Ironically, soon after PHK came out, Wong Kar-wai’s In the Mood for Love and Ang Lee’s Crouching Tiger, Hidden Dragon triumphed at Cannes. Westerners’ perception of Chinese film changed forever. But in all this fuss, where was Johnnie To?

Making movies, that’s where. He emerged as a heroic figure of local film of the 2000s. True, Infernal Affairs (2002) and Stephen Chow Sing-chi and Wong Kar-wai sustained interest in Hong Kong movies on the international market. But Wong and Chow made films at long intervals, while IA was that rarity in Hong Kong, a “must-see” movie not starring Chow, Jet Li, or Jackie Chan. Johnnie To was just moving ahead, creating romantic comedies, cop dramas, and unclassifiable items like Running on Karma (2003) and Throw Down (2004). Election (2005) and Election 2 (2006) showed, in unprecedented detail, how triad societies governed themselves, and more daringly how they were still connected to mainland China. With his longtime collaborator Wai Ka-fai he went out on a limb with Mad Detective (2007), but on his own he gave us satisfying polars like Exiled (2006) and Triangle (2007) as well as lighter exercises like Sparrow (2008).
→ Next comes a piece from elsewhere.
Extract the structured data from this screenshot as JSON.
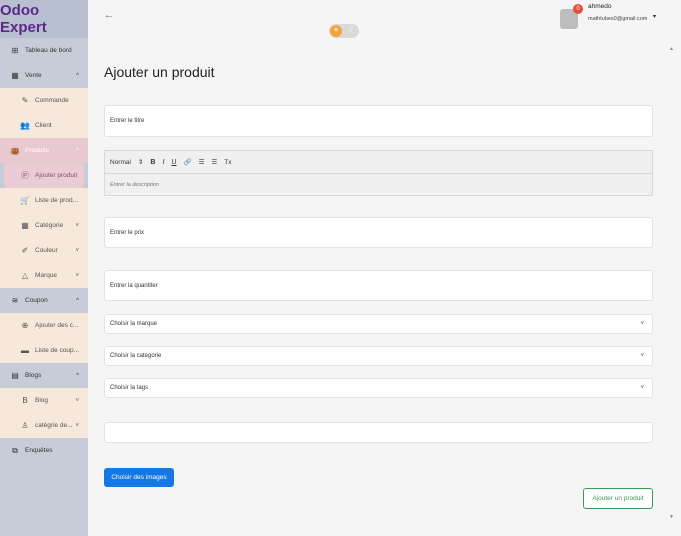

Unlike the reclusive Wong Kar-wai and Stephen Chow, To stepped into the public eye. He tried to sustain the local industry by hectoring the government, throwing his weight behind new awards, supporting student film contests. He worried, he has explained, that filmmaking in Hong Kong could collapse the way it did in Taiwan. And he kept surprising us—not least by signing arthouse demigod Jia Zhang-ke to make, of all things, a martial arts movie.

Most of those developments were in the future when we got the call from Shan.

One rainy street

Johnnie To and Shan Ding, Milkyway Image office, 2005.

A van picked us up on a rainy night and we drove far into the New Territories. Along the way Shan was explaining that he was a sort of man-of-all-work for Mr. To. I would see over the years that Shan would assist in scripting and shooting, he might step in front of the camera, and he would help execute ad campaigns. He was sometimes billed as a film’s “Production Supervisor,” which is probably as good a description as any. Because he has fluent English, he was the ideal liaison between Milkyway and the west. Shan played a central role in helping critics and festival programmers learn about Milkyway’s projects.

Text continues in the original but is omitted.